Selon les observateurs, Narendra Modi devrait être élu sans trop de surprise d’ici quelques semaines pour un deuxième mandat, malgré la faiblesse de ses résultats, et malgré les tensions récentes avec la puissance nucléaire voisine: le serveur de thé, comme il aime à se nommer lui-même en souvenir de son début de carrière modeste – avant de devenir un premier ministre très dynamique et très apprécié dans son état d’origine, le Gujarat a largement déçu. Au lieu d’entreprendre les réformes d’envergure tant attendues dans les domaines de l’infrastructure, de la lutte contre la corruption, de la complexité absurde de l’administration et surtout le nivellement des terribles inégalités, Modi a perdu son crédit avec des coups d’éclats qui ont plutôt entravé la marche des affaires qu’autre chose: la démonétisation de 2016 en est un exemple typique. Le gouvernement annonce le 6 novembre que les billets de banque en circulation ne seraient plus valables et qu’il fallait les échanger dans un délai très court. Ce procédé qui avait pour but initial d’obliger les détenteurs de billets issus d’activités illégales à se montrer au grand jour, a en fait paralysé l’ensemble de l’économie principalement basée sur le petit commerce liquide pendant plusieurs semaines - les fraudeurs trouvant eux rapidement des moyens de contourner cette opération.
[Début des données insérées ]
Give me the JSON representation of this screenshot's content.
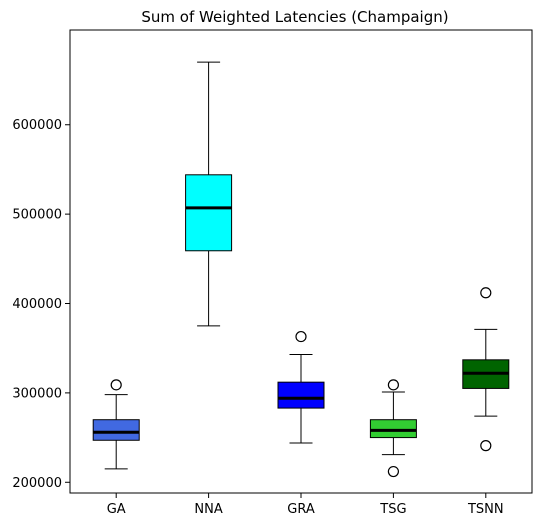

Pour tout responsable global, le marché Indien n’est toutefois pas à négliger: une population de 1300 millions de personnes et qui devrait bientôt dépasser celle de la Chine. Une économie relativement prospère avec une augmentation du PIB de plus de 7%, la plus forte du G20. C’est pourtant un pays extrêmement complexe à comprendre et difficile d’accès. Même la langue anglaise, qui semble pourtant largement répandue, demande une phase d’adaptation pour communiquer de manière fluide avec ses interlocuteurs.

L’Inde est d’abord un agrégat d’Etats (29 au total), chacun présentant des particularités culturelles et ethniques. Par exemple, les Indiens des Etats du Sud sont restés souvent fidèles à un végétalisme total – une plante poussant sous terre ne sera pas mangée car présentant une risque trop élevé de contenir de insectes, alors que le Penjabi (frontière pakistanaise) sera souvent totalement omnivore (le fameux poulet tandori). Il existe des différences considérables entre les régions rurales (le mariage arrangé et le système des castes officiellement interdit y font loi), et les régions urbaines dont les mœurs (et les taux de divorce) sont devenus comparables aux nôtres en l’espace d’une génération.

Quoi qu’il en soit, le monde des affaires est toujours largement basé sur les relations personnelles. Il n’est pas impoli ou déplacé de parler avec son interlocuteur de famille, religion ou valeurs avant de commencer toute discussion professionnelle. De nombreuses entreprises, notamment de grands groupes, sont toujours dirigées par des clans familiaux et représenter une entreprise familiale devient de ce fait un vrai atout dans le réchauffement de la relation.

Travailler de manière intensive avec l’Inde est sans doute un challenge en soi, mais c’est également un pays incroyablement attachant, qui constitue un enrichissement culturel unique que je recommande très vivement!